まず、1番目、コンテンツの流通促進方策につきまして御意見をちょうだいしたいと思います。御意見ございましたらお願いいたします。
 どうぞ、苗村委員。

○苗村委員 Tの検討結果、7ページ、8ページに書いてある内容ですが、基本的にこの考え方でまとめていただくことについて賛成です。1カ所だけ、単なる表現、用語の問題で質問あるいは意見ございます。第3段落の3行目ですか、「集中管理に属さない権利者」という言葉があります。ここが何か集中管理に属するというのがやや違和感があるんですが。その前の3ページに戻ってみますと、権利の集中管理事業には一任型と非一任型があると書いてありまして、非一任型のほうは「権利者が利用の許諾権限を留保し、利用の度にその可否や使用料の額等を決定することができるもの」とここでは定義されているわけですね。これは必ずしも法律の文言で定義されているわけではないと思いますが。
 多分この7ページで言っておられることは、一任型の集中管理事業に許諾権限を委託していないものという意味かと思うんですが、もしそうであれば、何となく集中管理に属する、属さないというのは権利者の立場で見ると奇妙な感じがするので、もしそういう一任型ということを意図されたものならそのように明記していただいたほうがいいと思います。
 もしも非一任型の集中管理事業者が大量に増えたとして、そこに権利を委託する権利者が増えたとしても、多分この趣旨のコンテンツの流通促進というのには必ずしも余り寄与しないだろうと思われますので、以上のようなことを考えました。

○関事務局次長 今御指摘のあった7ページというか集中管理というのをどういう意味で使っているかということですけれども、事務局の整理学といたしましては、非一任型のものも含めて集中管理という意識でここは使わせていただいております。
 と言いますのは、確かに利用の都度にと、つまり権利者のほうに留保されている部分がございますので、オートマチックにいかない場合があるわけでございますけれども、ただ、そこに非一任型であっても委任をされていればその団体に接触することによって権利者の所在であるとかどういう権利が委託されているのかといったようなことが認識できますので、その意味では委任されていない場合に比べれば、やはり便宜は図られているんだろうという認識でございます。

○中山会長 どうぞ。

○苗村委員 その意味はわかりました。そうしますと、3ページのこの表現が少し強すぎるのではないでしょうか、「利用の度にその可否や使用料の額等を決定することができるもの」というのは、何かこれですと現実に、その利用形態にもよりますが、コンテンツの流通促進という意味ではやややりにくいのではないかという気がいたします。

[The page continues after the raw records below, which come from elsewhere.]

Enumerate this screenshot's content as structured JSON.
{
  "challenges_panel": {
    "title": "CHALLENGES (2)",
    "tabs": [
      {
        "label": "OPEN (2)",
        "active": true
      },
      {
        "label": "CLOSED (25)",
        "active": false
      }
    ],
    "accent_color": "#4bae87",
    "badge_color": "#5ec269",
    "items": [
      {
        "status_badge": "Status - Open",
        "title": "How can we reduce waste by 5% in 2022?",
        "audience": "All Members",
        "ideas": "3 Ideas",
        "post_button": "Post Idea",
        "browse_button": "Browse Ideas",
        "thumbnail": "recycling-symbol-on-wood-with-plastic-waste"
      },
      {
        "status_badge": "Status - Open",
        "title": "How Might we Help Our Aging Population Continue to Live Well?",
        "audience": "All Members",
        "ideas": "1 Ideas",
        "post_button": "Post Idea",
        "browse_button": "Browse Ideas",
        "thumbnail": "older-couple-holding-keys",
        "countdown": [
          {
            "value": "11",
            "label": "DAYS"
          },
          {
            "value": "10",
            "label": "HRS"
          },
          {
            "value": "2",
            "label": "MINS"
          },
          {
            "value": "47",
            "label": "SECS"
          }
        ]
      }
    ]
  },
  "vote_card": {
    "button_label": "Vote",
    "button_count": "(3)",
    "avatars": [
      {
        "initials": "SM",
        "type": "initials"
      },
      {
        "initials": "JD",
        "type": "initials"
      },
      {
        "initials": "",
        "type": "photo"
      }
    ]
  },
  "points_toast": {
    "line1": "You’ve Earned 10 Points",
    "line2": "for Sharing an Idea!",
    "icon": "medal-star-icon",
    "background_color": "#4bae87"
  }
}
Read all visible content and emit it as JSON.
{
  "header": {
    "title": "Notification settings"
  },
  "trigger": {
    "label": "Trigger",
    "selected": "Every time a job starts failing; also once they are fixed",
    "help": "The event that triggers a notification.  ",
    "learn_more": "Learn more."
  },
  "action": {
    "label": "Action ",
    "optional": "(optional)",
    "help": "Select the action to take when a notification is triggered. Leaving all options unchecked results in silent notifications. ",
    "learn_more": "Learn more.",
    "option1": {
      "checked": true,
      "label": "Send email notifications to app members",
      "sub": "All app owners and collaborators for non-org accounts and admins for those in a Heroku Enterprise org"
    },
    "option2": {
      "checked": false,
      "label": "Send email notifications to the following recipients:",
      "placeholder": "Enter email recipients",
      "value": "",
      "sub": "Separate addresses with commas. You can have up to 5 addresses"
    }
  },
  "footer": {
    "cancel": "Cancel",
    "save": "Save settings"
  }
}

ですから、ここを余り強調されなければ、例えば「利用料金等をそのコンテンツごとに決定できる」というのであれば何も私も異論はないのですが。
 いずれにしましても、もともとの質問の趣旨は、「集中管理に属する」というのが非常に奇妙な言葉のように思いましたので、例えば「集中管理事業者に権利許諾を一括して一任する」とか、一任でなく委託でもいいんですが、何かそう書いて非一任も含んでよろしいと思うんですが、その都度権利者に問い合わせてイエス、ノーを判断する、あるいは料金をその都度決めるというので本来のコンテンツの流通促進には余り役立たないのではないかと思って質問しました。表現はお任せいたしますが、ちょっと「属する」という言葉を書き換えていただければ誤解はないと思います。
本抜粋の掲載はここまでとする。